Os colegas também não tinham muita paciência na maioria das vezes, especialmente britânicos de Manchester ou Liverpool. Considero seus sotaques carregadíssimos os mais difíceis de entender. Até hoje! Já os australianos falam com gírias demais, tornando igualmente difícil a compreensão. Por outro lado, encaram situações assim com bom humor.
Algo visto com frequência a bordo era a ausência de um esforço por nativos no inglês em facilitar a comunicação. Desacelerar ou simplificar a comunicação eram gestos muito raros. Talvez como essas pessoas falam somente uma língua, fica difícil para elas compreenderem o esforço necessário para lidarmos com um idioma que não é o nosso.
Indianos e paquistaneses também ficam no topo da lista de povos difíceis de se comunicar. Falam realmente rápido com um sotaque extremamente carregado. São inclusive, motivo de piadas debochadas e memes frequentes dentro da comunidade de Cabin Crew. Mais por uma espécie de revanche, por conta da antipatia geral contra passageiros dessas nacionalidades, famosos por serem muito difíceis de agradar e fáceis de reclamar.

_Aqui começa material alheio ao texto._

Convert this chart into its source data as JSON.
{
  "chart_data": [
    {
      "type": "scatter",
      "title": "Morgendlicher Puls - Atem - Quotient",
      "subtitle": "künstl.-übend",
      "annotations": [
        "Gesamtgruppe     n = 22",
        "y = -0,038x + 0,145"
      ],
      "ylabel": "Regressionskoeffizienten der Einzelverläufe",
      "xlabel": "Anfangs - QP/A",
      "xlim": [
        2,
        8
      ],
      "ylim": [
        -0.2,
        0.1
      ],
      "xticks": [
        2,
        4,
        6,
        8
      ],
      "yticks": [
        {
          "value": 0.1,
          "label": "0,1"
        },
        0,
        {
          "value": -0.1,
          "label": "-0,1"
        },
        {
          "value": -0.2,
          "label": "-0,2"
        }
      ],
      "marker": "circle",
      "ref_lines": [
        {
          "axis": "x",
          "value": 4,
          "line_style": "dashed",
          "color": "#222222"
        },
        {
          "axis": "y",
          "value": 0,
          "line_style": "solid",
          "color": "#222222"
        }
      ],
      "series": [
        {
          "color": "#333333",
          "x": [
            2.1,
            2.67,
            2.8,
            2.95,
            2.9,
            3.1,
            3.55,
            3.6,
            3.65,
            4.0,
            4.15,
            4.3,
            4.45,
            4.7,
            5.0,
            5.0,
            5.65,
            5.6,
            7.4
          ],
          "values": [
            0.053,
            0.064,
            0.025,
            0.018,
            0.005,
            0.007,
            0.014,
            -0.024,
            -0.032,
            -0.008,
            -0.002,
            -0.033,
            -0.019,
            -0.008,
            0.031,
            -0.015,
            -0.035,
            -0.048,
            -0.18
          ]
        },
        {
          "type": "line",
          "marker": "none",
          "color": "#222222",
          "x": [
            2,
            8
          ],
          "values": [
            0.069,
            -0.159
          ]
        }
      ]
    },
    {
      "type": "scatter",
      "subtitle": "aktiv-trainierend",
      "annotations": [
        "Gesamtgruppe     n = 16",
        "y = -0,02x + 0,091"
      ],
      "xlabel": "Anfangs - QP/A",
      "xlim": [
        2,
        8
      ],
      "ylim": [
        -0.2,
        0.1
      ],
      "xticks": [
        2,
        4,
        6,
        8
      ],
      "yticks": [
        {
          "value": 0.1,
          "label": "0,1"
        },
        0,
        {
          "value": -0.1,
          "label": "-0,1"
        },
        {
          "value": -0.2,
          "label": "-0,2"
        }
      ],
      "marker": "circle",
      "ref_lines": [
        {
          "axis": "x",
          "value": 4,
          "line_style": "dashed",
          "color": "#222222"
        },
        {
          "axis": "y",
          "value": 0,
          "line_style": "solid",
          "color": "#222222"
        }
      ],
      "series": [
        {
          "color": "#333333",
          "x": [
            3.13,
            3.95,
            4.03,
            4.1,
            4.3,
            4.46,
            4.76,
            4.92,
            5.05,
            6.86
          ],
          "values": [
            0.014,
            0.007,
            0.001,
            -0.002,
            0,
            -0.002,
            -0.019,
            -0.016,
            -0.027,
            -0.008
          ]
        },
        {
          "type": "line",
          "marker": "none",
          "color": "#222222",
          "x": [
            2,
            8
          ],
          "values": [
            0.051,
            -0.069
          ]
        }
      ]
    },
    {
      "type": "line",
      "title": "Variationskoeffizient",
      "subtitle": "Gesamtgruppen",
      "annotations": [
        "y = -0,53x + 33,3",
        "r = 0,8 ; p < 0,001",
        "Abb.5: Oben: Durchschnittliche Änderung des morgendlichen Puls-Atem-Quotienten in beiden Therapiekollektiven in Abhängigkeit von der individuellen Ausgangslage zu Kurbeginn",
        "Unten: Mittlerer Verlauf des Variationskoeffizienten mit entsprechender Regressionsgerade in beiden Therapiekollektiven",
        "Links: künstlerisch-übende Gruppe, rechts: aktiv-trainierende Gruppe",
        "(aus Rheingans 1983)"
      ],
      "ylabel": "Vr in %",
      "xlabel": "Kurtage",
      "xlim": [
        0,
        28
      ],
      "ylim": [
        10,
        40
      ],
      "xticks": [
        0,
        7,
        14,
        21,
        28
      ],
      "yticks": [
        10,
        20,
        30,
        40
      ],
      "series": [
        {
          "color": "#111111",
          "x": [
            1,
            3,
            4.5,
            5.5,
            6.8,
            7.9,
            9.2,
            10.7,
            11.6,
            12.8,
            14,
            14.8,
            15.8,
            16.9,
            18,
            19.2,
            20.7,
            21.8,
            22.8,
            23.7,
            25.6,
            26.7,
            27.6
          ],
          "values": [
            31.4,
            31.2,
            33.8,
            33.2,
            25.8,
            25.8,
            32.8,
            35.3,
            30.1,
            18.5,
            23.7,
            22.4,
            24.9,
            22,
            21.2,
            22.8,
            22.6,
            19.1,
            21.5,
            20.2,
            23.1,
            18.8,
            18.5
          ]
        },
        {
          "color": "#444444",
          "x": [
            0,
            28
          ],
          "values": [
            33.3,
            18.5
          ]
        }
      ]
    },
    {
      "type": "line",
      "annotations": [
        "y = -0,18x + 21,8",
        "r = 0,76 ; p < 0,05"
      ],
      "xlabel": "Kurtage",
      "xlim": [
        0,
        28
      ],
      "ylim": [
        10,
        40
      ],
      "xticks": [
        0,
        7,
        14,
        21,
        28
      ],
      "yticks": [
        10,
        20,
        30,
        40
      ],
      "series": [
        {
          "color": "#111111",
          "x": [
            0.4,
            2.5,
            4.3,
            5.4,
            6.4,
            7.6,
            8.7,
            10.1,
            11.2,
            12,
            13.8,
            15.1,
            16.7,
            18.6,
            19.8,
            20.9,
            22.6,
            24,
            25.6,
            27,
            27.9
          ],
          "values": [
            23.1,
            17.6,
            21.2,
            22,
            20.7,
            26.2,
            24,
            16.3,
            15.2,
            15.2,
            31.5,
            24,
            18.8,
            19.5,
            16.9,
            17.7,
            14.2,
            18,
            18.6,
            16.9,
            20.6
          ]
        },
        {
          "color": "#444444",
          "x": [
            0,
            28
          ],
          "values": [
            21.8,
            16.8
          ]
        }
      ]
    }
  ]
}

Teve também a vez que um viajante árabe veio falar comigo e acabei entendendo nada. Era um voo para o Cairo e ele parecia pedir algo. Pelo momento do voo, deduzi que ele poderia estar querendo um disembarkation card. Aqueles formulários que a tripulação sempre entrega em voos internacionais ao se aproximar do momento do pouso.
Eram comum pedidos assim mesmo um tempo após a distribuição. Quando vim com o papel, achando que estava abafando, o homem ficou visivelmente chateado e virou as costas para mim, saindo nervosamente resmungando coisas em um idioma que na hora não reconheci. Provavelmente eram xingamentos. Até hoje não imagino o que ele queria afinal.
Perrengue Até nos Pernoites
Demorei alguns meses para finalmente criar coragem e pedir comida pelo room service dos hotéis. Especialmente em pernoites na Inglaterra. Eu mal entendia o funcionário e completar o pedido era sempre uma aventura cheia de mistério e emoção.
E nas baladas dos pernoites? Um ambiente que já é naturalmente difícil de se comunicar em qualquer língua, se tornava um dos doze trabalhos de Hércules. Quando vinha de férias para o Brasil, tudo se tornava absurdamente tão mais fácil…
Mas é isso. Quem nunca passou por um perrengue por não dominar o idioma local naquela viagem para o exterior? Já enfrentou uma situação difícil por conta da comunicação com estrangeiros? Me conta o seu perrengue. 🙂
Um grande abraço e até a próxima semana!